Em artigo publicado no portal The Conversation, Marcelo Soares, professor de jornalismo de dados da Universidade Estadual de Campinas (Unicamp), afirma que o efeito mais direto deste processo é que o conteúdo que aparece para o usuário nas redes sociais não é neutro. Isso significa mais postagens dos amigos com quem a pessoa interage mais, e não daqueles de quem tem mais saudade, por exemplo.

Se você abrir o YouTube num browser recém-instalado, sem se logar, vai ver o retrato do universo paralelo do que mais engaja no Brasil. Depois que a plataforma começa a lhe conhecer, personaliza tudo o que pode para segurar você lá dentro. Quanto mais tempo passa, mais dados ela coleta, mais sedutora fica e mais tempo você continua lá. Esse ciclo é vicioso. Essa lógica vem sendo comparada com à das máquinas caça-níqueis.

Marcelo Soares, professor da Unicamp

Dados dos usuários são coletados pelas plataformas (Imagem: metamorworks/Shutterstock)

O especialista ainda destaca que, ao longo da última década, as redes sociais passaram a dificultar o acesso à informação confiável.

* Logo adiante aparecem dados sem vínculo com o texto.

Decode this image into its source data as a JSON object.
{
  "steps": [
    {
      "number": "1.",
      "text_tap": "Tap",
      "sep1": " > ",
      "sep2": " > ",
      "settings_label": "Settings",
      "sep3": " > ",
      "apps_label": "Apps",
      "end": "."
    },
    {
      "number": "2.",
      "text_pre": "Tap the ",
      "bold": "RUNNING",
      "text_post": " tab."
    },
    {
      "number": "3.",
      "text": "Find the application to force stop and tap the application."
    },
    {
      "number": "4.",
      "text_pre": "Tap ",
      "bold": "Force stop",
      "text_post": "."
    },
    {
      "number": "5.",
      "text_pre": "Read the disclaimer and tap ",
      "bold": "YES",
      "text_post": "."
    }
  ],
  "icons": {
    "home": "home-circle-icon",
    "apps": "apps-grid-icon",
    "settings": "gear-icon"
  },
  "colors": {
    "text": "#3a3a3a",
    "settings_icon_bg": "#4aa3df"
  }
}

Dessa forma, as pessoas foram perdendo o hábito de ir diretamente a quem produz notícias, esperando que as plataformas lhes entregassem o que fosse essencial. Além de prejudicar o jornalismo, isso reforçou o mito de que “se for importante vai chegar até mim”. O problema é que o que circula mais nas redes não é o essencial, mas o que for mais clicável e que causa emoções fortes.

Com a IA generativa, o cenário fica ainda mais complexo. Já tem gente usando esses modelos para produzir conteúdo em escala – vídeos, livros, podcasts –, às vezes com informações falsas. Esses modelos simulam uma linguagem muito convincente, despejada na tela com base na probabilidade.

Marcelo Soares, professor da Unicamp

Chegada da IA potencializa cenário (Imagem: Anggalih Prasetya/Shutterstock)

Soares finaliza destacando que uma das grandes urgências da atualidade é garantir a transparência nas plataformas. Em outras palavras, obrigá-las a abrir o funcionamento de seus algoritmos para sabermos quem vê o quê, por que vê e quem pagou para aparecer. Somente entender essa lógica de funcionamento e legislar com base nela poderá conter essa escalada de desinformação.